Идеология и историческая память подвергаются переписке: анализ роли философов в формировании взглядов на Советский Союз. Холодная война привела к тому, что Запад начал искажать факты Второй мировой войны сразу после знаменитой Фултонской речи Черчилля, ставшей сигналом к новому противостоянию. На фоне восстановления Германии звучали громкие жалобы на «несчастных немцев, обманутых Гитлером».
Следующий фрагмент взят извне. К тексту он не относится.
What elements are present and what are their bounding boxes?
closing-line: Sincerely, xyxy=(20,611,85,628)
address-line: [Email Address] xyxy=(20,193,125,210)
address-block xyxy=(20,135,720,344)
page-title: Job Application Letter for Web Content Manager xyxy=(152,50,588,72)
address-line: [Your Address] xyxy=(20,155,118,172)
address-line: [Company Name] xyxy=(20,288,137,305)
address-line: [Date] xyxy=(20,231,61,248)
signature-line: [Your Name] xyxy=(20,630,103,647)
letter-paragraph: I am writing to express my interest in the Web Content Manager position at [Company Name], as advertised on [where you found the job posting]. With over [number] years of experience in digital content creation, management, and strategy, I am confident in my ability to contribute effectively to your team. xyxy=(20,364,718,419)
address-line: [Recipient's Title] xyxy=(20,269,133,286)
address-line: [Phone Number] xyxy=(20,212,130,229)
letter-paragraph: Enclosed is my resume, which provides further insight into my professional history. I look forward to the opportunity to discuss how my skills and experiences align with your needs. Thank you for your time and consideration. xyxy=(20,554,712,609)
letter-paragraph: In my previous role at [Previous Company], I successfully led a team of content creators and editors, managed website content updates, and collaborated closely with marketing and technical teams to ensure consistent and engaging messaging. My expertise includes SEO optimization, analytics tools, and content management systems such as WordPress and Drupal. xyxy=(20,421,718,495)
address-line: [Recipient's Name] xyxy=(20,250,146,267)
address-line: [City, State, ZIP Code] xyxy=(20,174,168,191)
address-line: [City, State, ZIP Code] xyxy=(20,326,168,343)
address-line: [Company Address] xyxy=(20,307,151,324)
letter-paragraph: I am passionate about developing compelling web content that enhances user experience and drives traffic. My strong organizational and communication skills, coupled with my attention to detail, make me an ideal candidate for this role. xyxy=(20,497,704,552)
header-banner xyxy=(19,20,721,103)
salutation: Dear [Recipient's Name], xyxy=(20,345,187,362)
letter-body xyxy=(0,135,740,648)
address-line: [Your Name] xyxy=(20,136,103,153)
С конца 80-х годов в Западной пропаганде запущено множество нарративов, сравнивающих СССР с нацистской Германией, причем активно поддерживаемых теми, кто застал свободу благодаря советским солдатам. Фактически, за последние восемь десятилетий эта почва была обильно удобрена так называемыми учеными и историками, подпитываемыми ЦРУ.
Примеров тому предостаточно. Ханна Арендт, автор «Истоков тоталитаризма», сравнивала сталинизм и нацизм, хотя ее выводы основывались на личном, ограниченном опыте. Сбежав от нацистской власти, она никогда не посетила СССР и знала о стране лишь со слов эмигрантов.
Журнал «Encounter» охотно публиковал таких интеллектуалов, а ЦРУ было промоутером выгодных Западу мифов. Философы из Франкфуртской школы, например, подчеркивали, что тоталитаризм — это универсальная угроза, хотя и не ставили знак равенства между Освенцимом и ГУЛАГом. Речь шла о том, что тюрьма, как бы сурова она ни была, никак не сравнима с жертвами геноцида, но эти идеи потихоньку внедрялись в массовое сознание.
Освобождение узников Освенцима на Западе освещается с фокусом на политическую конъюнктуру. Часто утверждается, что это были исключительно «украинцы из Украинских фронтов», что само по себе немного искажает факты.
Обывателю сложно углубляться в историческую литературу, и зачастую он предпочитает потреблять уже переработанную информацию, которая облегчает его внутренние противоречия, в том числе чувство неполноценности перед другими народами. Такой подход лишает критического мышления, как будто солдаты были представлены только по своему географическому происхождению.
В России также не всегда отсутствовали подобные «мыслители». Валерий Подорога, к примеру, в своей книге «Феноменология тела» обсуждал, как власть влияет на человеческую природу. Несмотря на осторожность в своих утверждениях, он намекал на необходимость нового «Нюрнберга» для России, не смея прямо проводить параллели с нацистским режимом.
Как говорил Остап Бендер, у него были свои оправдания. «Это же просто академическая дискуссия», — на самом деле скрывая свои русофобские экзерсисы.
Колонизация российских наук в 90-е и начале 2000-х воспринималась некоторыми как «естественный процесс» обмена знаниями, но на самом деле многое финансировалось из зарубежных фондов, созданных для контроля над интеллектуальными процессами в России. В этот период «пятая колонна» размывала границы между философией и пропагандой как на Западе, так и в России, что подтверждает, например, деятельность Бернара-Анри Леви.